Giamatti’s Barney is a dope you can love

One of the mild irritations of the Oscar nominations was the omission of Giamatti in the Best Actor category. Starting this weekend Twin Cities audiences can catch the performance which netted him the Best Actor Golden Globe for the title role in “Barney’s Version.”

Barney (Paul Giamatti) meets the love of his life Miriam (Rosamund Pike) just minutes after marrying his second wife in “Barney’s Version.” (Image courtesy Sony Pictures Classics)

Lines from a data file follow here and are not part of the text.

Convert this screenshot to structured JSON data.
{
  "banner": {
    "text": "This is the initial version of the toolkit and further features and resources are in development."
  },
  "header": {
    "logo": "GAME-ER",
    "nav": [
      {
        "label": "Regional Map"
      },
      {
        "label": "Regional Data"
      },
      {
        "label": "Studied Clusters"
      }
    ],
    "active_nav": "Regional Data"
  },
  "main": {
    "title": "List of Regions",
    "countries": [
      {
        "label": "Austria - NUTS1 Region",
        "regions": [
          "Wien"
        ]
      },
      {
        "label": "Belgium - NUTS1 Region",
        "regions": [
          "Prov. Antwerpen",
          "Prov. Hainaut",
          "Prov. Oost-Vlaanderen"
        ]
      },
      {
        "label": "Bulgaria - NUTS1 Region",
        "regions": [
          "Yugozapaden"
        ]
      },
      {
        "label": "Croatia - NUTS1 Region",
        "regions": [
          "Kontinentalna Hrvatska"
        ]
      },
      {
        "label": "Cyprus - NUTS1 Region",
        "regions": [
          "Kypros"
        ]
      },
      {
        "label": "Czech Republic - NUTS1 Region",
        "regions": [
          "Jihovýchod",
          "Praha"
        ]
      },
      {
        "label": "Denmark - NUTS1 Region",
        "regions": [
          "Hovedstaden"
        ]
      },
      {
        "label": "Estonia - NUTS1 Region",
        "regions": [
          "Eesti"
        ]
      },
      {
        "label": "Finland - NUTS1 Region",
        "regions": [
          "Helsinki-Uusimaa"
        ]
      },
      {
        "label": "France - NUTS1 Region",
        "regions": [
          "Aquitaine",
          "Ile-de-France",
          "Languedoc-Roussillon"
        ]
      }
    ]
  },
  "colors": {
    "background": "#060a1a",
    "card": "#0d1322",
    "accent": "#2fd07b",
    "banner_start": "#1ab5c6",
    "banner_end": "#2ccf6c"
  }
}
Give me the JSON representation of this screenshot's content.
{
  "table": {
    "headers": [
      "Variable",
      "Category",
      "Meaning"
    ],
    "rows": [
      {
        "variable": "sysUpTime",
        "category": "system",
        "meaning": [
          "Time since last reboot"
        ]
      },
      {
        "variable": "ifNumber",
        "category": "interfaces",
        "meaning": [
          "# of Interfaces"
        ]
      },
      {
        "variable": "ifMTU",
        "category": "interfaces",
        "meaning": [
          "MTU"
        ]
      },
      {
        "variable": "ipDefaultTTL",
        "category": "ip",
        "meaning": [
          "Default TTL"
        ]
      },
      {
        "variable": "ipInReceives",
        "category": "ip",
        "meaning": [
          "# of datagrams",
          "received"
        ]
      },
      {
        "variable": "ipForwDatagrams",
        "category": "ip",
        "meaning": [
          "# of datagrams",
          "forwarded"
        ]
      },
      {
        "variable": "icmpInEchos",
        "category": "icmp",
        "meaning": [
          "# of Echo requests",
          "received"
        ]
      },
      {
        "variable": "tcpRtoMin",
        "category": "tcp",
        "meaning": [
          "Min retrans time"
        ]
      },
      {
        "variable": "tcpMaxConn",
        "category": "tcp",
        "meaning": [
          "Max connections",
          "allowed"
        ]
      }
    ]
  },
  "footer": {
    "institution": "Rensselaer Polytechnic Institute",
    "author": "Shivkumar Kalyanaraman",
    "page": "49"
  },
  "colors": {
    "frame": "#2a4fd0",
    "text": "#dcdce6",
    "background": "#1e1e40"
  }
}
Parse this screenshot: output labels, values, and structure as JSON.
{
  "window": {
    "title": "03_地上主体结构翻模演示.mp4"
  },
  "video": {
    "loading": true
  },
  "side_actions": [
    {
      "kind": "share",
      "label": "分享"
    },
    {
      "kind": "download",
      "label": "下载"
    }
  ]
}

Based on Mordecai Richler’s last novel, “Barney’s Version” is a glorious romp through the questionable life of the producer of a highly successful, but artistically dubious, Canadian soap opera. Barney Panofsky (Giamatti) is smart in business, but unlucky in love, a man who takes care of his friends and family, while alienating almost all of them, and whose crowning achievement may be falling in love with the woman of his dreams at his own (second) wedding reception.

Director Richard J. Lewis weaves a decades-long story back and forward through his film in such a way that Barney’s knotted life tightens ever more grimly around him. There are his hippy adventures, and first marriage, in Italy, followed by re-entry into the strictures of Montreal life and the expectations of a tradition-bound Jewish community (leading to wedding two) and then Barney’s comically frantic pursuit of true love.

It’s a complex plot, spiced with great actors (Dustin Hoffman as Barney’s street-wise cop father, Minnie Driver as wife number two, and Rosamund Pike as the love of Barney’s life.)

Yet it’s Giamatti who carries the two hours plus of the film with his incredible portrayal of a flawed man who is smart enough to know the right thing to do, but often lacks the strength to follow through. Barney is a complicated man who is driven by love, but continually disappointed in himself and the way the world treats him. Giamatti’s strength is in showing Barney’s utter humanity and playing a character to whom many of us will feel uncomfortably close.

And yes, if it does win the Oscar for best make up, it’s well deserved.